Age of Empires (AoE) was my first favorite
PC-game. AoE is a real-time strategy game. You usually start a game with a town
center and a few villagers. The villagers are used for constructing new
buildings, walls and towers. They can also be used to repair the buildings as
well as boats. Villagers also can attack other units, though, that is not
advisable since they do insignificant damage and easily die. One of the main
reasons you have villagers is to gather resources. Resources are needed for
making units, researching technologies and building stuff. When I played this
game as a kid I always cheated so I can’t say that I was good at this game. You
cannot cheat in the demo version however which I played before the real game.
The game itself is simple. There is a
limited set of buildings you can make and very few distinct kinds of units. Furthermore,
the game mechanics don’t work that well. If you select a group of units and
make them go somewhere you will notice that it is quite buggy. Units move
clumsily if at all, and often fail to reach their target altogether. Another
simple thing is the game AI. It is stupider than a banana. Of course, you can
adjust the difficulty settings in the game, but the AI won’t get any smarter.
Most of the time all you must do in order to win a game is to spam war ships
and attack anything that’s within the boats reach. If the AI has villagers
gathering recourses you can easily attack them with the boats and they will
still come back to the same place you attacked them with even more villagers.

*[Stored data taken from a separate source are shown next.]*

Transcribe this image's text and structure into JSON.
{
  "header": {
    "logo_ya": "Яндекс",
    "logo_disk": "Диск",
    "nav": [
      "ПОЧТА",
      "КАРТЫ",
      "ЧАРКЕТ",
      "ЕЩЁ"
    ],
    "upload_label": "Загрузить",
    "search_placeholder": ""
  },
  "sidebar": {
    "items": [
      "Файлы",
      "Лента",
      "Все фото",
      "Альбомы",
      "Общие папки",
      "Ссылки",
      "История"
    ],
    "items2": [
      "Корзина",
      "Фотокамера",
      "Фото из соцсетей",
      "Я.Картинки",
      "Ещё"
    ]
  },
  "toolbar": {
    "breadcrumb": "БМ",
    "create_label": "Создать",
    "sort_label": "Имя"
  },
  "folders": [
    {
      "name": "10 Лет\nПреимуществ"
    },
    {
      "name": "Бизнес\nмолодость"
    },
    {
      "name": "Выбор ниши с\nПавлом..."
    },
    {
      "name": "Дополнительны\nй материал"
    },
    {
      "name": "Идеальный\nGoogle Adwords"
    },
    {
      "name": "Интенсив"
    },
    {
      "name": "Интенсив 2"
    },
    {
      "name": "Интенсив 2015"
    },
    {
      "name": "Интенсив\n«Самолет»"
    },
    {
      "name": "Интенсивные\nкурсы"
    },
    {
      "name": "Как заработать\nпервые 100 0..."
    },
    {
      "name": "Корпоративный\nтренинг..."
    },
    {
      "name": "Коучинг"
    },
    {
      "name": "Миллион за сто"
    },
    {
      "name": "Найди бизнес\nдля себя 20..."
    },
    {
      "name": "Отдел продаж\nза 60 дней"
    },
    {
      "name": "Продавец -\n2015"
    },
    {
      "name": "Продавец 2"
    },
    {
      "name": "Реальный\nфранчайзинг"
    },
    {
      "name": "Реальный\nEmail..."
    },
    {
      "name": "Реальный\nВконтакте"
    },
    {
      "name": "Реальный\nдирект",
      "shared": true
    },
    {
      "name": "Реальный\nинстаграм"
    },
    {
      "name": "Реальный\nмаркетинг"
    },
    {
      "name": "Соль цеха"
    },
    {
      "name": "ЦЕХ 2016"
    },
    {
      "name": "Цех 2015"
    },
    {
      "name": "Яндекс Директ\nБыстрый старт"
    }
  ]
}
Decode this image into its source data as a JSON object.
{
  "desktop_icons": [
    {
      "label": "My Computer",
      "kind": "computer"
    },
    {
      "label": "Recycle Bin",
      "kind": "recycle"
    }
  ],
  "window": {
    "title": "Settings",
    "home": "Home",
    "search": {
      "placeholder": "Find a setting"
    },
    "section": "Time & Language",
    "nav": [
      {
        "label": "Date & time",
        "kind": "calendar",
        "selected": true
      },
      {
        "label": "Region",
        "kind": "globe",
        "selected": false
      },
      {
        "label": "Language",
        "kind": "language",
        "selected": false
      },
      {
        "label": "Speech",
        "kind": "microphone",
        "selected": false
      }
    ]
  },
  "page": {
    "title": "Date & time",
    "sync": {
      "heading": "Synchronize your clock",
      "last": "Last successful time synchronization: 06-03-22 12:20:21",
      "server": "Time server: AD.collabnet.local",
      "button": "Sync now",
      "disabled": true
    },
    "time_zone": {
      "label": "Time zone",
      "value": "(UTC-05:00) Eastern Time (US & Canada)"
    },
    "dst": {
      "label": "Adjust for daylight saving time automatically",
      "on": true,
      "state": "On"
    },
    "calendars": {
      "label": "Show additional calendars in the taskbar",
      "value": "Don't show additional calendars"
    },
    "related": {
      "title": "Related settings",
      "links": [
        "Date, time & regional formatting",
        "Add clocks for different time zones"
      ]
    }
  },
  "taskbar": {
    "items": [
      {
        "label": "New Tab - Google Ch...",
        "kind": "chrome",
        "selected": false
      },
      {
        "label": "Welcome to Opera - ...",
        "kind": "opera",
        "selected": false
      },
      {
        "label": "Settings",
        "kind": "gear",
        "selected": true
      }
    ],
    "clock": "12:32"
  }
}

The AI will also send some military ground units but war ships, at least in the
demo, are hands down the strongest unit in the game. Boats have lots of health,
can be repaired by villagers, deals lots of damage and move fast. Melee units cannot
even reach boats and must instead flee (the AI way of fleeing is to move only
one unit, the one being attacked). The AI may be stupid, but somehow that
stupidity makes the game fun to play and quite unique. The game can also be very challenging
despite the stupid AI. All in which let you come up with strategies that only
work for stupid AIs.
What I like about this game is that it lets
you be creative when designing “cities” and battling opponents. Even though the
number of different army units are few, there are quite a bit of completely
different ones. I.e. Axe-men, archers, horsemen, catapults, hoplites and of
course the legendary priest famous for ‘wolololoooing’ enemy units to join your
side. Or vice versa if the enemy has them. Lots of okayish and fun
single-player games exists in “campaign-mode”. I have heard that Microsoft and
those who made AoE never though it would become as popular as it did. Thus, noticeably
improvements can be seen in the successor, AoE2. Which kind of clearly shows
the differences between a properly designed game and a kind of so-so designed
game. As a kid, I think I mostly liked AoE over AoE2 but occasionally that
could vary. AoE2 just doesn’t feel the same and is kind of slow to play.